Es waren tragische Nachrichten, die vor wenigen Tagen bekannt wurden: Der ehemalige Kinderstar Daveigh Chase ist im Alter von nur 35 Jahren verstorben. Zunächst hieß es, Chase sei infolge einer Sepsis verstorben. Nun ist laut Medienberichten die offizielle Todesursache bekannt gegeben worden.
Wie unter anderem die "New York Times" mit Verweis auf veröffentlichte Berichte der Gerichtsmediziner in Los Angeles schreibt, sei Chase an den Folgen einer AIDS-Erkrankung gestorben. Zudem wird in dem Autopsiebericht ein chronischer Konsum verschiedener Substanzen als wesentliche Begleitbedingung genannt. Ein detaillierter Bericht liege laut dem Los Angeles Department of Medical Examiner allerdings noch nicht vor.
Chase Vater, John David Schwallier, hatte den Tod seiner Tochter bereits zuvor gegenüber der "New York Times" bestätigt und zunächst angegeben, dass die Todesursache Komplikationen infolge einer bakteriellen Meningitis und einer Blutvergiftung gewesen seien. Schwallier gab außerdem an, dass seine Tochter schon lange obdachlos gewesen sei und mit ihrem Freund in der Nähe des Krankenhauses gelebt habe, in dem sie letztlich verstarb. Sie soll bereits seit ihrem 13. Lebensjahr Drogen konsumiert haben.
"The Ring" und "Lilo & Stitch" machten Daveigh Chase berühmt
Daveigh Chase stand in ihrer Kindheit für viele Rollen vor der Kamera. Den Durchbruch brachte ihr der Horrorthriller "The Ring", wo sie an der Seite von Schauspielerin Naomi Watts die Rolle der kleinen Samara spielte. Noch heute sind die Bilder, in denen Chase als bleiches Mädchen mit langen schwarzen Haaren aus einem Fernseher kriecht, weltberühmt.

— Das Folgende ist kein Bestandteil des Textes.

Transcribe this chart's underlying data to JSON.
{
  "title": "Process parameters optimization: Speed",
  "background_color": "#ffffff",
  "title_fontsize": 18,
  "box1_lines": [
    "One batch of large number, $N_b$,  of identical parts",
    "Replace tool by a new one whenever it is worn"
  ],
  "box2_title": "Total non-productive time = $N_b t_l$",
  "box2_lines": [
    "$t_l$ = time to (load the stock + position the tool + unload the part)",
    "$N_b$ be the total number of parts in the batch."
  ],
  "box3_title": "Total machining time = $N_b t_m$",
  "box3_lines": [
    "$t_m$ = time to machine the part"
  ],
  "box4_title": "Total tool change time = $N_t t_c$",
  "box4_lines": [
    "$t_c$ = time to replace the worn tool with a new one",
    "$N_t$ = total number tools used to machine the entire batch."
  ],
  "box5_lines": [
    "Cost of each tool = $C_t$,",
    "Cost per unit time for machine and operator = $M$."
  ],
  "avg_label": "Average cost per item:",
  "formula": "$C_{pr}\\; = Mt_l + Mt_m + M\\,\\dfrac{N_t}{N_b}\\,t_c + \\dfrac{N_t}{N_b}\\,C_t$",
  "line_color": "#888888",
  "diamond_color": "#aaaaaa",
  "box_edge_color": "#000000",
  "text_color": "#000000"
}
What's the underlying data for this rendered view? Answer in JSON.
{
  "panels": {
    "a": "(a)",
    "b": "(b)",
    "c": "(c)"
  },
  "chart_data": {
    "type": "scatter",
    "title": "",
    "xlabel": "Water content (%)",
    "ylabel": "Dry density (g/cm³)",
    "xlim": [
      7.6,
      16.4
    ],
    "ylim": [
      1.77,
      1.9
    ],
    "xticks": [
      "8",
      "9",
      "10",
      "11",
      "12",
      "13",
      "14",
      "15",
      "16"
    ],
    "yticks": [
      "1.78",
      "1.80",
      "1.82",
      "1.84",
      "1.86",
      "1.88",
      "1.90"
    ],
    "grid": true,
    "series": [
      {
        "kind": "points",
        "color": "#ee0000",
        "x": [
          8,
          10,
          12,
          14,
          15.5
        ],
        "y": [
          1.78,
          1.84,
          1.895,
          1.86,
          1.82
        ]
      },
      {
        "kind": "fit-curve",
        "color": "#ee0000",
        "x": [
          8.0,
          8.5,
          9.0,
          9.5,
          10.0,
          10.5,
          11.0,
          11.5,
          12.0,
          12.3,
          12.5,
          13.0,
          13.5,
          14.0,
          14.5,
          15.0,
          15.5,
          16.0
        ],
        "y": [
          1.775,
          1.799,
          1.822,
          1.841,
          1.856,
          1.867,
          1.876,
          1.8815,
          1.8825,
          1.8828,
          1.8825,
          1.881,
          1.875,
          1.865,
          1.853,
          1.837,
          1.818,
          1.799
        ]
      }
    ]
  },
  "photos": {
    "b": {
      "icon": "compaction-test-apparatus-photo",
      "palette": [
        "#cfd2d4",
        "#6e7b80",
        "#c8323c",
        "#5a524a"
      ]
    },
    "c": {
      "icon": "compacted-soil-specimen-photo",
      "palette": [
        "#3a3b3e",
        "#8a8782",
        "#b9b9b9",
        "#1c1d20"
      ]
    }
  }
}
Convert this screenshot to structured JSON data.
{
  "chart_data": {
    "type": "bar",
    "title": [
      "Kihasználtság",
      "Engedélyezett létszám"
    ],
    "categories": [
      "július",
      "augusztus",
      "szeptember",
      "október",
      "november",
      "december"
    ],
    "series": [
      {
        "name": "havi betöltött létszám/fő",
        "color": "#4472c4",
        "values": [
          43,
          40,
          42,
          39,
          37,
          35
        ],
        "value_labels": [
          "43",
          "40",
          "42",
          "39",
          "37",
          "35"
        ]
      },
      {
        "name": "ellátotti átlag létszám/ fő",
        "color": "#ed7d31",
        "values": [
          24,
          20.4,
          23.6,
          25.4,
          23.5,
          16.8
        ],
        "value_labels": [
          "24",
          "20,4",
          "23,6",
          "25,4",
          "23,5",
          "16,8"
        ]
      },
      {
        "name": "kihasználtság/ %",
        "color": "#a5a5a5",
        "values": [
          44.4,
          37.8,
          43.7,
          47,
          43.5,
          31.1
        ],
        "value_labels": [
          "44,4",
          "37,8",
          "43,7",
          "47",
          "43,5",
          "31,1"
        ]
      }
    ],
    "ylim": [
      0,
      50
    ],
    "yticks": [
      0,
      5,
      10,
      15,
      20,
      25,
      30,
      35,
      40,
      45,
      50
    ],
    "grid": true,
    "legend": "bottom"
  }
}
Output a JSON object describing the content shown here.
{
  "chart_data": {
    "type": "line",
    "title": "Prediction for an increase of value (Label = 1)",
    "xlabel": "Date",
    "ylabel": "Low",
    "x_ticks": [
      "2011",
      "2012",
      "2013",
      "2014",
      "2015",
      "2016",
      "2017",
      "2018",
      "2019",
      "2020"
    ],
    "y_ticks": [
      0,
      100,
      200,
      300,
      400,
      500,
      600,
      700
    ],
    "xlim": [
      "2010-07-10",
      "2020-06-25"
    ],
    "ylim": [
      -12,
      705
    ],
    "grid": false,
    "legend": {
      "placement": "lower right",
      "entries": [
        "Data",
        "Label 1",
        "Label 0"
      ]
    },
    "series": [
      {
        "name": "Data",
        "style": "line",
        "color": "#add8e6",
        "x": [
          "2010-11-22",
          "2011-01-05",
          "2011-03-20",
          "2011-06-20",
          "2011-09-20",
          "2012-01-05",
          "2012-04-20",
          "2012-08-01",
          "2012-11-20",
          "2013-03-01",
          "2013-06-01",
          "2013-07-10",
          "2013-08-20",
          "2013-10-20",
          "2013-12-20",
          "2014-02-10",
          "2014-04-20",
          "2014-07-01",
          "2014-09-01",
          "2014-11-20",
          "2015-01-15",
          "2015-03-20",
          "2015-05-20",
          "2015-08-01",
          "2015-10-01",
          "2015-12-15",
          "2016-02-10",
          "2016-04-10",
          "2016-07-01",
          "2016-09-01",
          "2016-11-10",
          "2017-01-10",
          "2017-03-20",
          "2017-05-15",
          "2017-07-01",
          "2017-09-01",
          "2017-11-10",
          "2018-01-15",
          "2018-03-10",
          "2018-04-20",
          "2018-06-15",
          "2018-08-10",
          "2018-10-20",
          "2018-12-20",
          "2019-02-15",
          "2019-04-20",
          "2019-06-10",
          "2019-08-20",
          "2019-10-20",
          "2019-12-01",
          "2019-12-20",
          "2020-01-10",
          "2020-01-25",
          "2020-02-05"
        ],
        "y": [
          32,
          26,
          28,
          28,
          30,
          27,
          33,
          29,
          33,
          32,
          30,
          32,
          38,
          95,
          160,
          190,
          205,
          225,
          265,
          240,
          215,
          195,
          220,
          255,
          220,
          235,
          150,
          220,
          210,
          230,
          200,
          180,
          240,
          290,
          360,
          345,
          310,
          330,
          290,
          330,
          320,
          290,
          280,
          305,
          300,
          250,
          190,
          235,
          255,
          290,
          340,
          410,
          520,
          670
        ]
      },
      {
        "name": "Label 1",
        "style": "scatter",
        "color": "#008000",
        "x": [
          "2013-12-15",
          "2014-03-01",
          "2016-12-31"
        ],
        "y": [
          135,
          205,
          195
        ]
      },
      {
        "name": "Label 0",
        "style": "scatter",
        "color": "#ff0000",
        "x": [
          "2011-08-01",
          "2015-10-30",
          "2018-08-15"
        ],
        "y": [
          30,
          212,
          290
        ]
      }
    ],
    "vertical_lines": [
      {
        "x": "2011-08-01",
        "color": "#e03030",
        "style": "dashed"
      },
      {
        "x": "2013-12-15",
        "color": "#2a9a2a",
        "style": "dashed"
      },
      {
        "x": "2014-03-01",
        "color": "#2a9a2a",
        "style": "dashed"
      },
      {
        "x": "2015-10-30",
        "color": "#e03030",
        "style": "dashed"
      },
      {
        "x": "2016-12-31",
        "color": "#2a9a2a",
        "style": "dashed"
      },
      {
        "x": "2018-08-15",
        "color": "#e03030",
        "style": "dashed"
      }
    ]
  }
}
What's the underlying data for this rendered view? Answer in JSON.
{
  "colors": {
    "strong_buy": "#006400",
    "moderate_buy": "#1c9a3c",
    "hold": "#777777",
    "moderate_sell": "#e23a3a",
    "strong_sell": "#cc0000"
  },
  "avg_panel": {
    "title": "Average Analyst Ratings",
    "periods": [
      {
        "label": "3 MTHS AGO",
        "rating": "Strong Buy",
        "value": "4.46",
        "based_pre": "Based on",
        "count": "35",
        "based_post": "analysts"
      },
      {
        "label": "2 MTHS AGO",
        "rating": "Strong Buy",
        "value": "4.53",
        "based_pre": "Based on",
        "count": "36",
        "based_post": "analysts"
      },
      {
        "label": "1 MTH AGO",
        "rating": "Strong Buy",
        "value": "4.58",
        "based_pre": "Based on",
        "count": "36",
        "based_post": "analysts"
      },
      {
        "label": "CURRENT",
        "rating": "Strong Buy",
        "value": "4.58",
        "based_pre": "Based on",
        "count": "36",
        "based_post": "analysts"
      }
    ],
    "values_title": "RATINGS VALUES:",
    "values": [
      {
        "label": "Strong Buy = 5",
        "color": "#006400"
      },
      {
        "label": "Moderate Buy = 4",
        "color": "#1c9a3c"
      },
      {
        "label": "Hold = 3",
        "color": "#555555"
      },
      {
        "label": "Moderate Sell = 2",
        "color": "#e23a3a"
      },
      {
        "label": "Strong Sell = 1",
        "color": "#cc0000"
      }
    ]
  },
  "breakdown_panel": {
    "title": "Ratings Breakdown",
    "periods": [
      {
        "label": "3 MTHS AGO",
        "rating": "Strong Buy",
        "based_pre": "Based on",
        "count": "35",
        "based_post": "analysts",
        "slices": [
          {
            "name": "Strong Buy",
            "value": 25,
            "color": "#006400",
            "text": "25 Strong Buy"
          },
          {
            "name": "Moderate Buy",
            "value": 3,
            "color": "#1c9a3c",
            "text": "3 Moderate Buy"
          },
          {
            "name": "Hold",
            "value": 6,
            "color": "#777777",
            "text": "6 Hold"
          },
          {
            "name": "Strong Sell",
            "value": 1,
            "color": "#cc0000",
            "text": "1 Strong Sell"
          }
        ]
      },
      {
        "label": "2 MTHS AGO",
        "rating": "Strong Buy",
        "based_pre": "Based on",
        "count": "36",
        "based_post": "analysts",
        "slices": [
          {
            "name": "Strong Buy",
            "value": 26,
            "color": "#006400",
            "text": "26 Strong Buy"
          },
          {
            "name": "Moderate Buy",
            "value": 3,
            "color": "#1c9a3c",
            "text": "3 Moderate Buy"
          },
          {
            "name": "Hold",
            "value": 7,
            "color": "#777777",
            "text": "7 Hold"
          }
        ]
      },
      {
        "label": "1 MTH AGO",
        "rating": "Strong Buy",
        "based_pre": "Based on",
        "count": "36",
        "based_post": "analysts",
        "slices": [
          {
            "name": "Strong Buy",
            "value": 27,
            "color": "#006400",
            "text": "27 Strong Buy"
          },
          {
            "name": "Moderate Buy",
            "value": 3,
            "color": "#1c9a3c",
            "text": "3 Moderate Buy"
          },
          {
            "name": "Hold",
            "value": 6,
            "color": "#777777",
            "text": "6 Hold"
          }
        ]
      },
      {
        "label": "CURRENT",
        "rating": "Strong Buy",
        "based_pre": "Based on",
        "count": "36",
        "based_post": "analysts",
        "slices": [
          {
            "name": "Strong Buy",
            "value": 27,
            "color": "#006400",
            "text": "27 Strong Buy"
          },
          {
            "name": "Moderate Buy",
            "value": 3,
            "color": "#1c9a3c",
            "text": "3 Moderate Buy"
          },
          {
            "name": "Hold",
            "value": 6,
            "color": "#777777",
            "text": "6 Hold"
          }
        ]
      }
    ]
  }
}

Jahre später übernahm Chase außerdem in dem 2002 erschienenen Film "Lilo & Stitch" die Synchronstimme des hawaiianischen Waisenmädchens Lilo. Damals war die Nachwuchsschauspielerin zwölf Jahre alt. Auch in den Filmen "Stitch! Der Film" (2003), "Leroy & Stitch" (2006) und in der Disney-Channel-Serie "Lilo & Stitch: Die Serie" war Chase als Lilo zu hören. 2016 beendete sie ihre Schauspielkarriere.